HYGEIA HEALTH's revenue has stabilized sequentially with a stable business structure. In H1 2025, the company achieved revenue of RMB 1.99 billion, with oncology business accounting for 44% of total revenue. As of the end of H1 2025, the company operates 16 hospitals with oncology as the core business and actively undertakes international medical demand.
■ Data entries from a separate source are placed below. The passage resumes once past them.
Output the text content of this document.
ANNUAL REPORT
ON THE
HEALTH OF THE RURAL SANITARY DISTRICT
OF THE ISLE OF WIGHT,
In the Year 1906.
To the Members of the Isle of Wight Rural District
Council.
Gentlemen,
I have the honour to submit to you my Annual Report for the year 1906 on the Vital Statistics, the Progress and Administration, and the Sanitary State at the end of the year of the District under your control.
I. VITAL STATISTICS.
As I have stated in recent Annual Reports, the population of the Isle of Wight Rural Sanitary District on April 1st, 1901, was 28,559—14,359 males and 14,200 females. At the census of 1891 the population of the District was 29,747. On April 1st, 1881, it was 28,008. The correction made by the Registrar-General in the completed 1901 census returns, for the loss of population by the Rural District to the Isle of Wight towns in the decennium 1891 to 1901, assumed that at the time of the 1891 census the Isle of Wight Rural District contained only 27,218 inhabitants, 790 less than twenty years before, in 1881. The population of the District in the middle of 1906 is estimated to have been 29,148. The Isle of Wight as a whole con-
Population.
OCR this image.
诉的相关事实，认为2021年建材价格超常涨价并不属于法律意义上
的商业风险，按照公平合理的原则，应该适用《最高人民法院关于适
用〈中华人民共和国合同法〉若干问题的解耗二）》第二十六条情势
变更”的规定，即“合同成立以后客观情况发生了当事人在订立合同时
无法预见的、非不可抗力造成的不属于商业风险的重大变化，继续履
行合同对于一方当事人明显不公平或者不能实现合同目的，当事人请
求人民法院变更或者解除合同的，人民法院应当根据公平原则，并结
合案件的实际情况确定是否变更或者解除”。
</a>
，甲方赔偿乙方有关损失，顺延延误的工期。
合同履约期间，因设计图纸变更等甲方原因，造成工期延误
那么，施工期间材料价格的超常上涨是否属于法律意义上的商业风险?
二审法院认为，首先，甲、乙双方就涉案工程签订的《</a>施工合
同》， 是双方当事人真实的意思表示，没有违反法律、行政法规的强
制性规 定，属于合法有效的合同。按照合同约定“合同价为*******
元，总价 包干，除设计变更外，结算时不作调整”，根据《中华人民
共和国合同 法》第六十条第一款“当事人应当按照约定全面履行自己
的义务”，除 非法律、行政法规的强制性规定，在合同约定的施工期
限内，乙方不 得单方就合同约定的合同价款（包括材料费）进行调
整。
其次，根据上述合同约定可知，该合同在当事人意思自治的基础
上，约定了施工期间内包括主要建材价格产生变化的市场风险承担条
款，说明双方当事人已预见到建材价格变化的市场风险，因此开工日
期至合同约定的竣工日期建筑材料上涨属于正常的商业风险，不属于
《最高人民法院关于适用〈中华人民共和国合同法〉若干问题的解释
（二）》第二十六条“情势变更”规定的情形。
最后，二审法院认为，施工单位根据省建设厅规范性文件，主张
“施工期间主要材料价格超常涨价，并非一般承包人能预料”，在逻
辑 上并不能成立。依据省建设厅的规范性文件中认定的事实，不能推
Currently, Chongqing Hygeia Hospital has provided international diagnostic and treatment services for cancer patients from Malaysia, Indonesia, and other regions.

The firm forecasts HYGEIA HEALTH's revenue for 2025/2026 to be RMB 4.49 billion/RMB 4.65 billion, representing year-on-year growth of 1.0%/3.7% (previously RMB 4.79 billion/RMB 5.15 billion, downward revision due to unclear marginal improvement in consumption and medical insurance cost control environment, with revenue growth below expectations). Adjusted net profit is expected to be RMB 610 million/RMB 690 million, with year-on-year growth of 6.1%/7.6% (previously RMB 700 million/RMB 750 million, downward revision for the same reasons).

The firm notes that the company's cash flow level has improved significantly while optimizing capital expenditure. As of H1 2025, the company's net operating cash flow was RMB 460 million (+29.9%), with capital expenditure of RMB 240 million (-28.5%). Free cash flow reached RMB 210 million (+1611.2%). Cash on hand totaled RMB 700 million (+6.8%), indicating abundant funds. The company expects to have passed the peak period of capital expenditure, with sufficient bed capacity reserves, reduced debt ratios, and significantly increased free cash flow.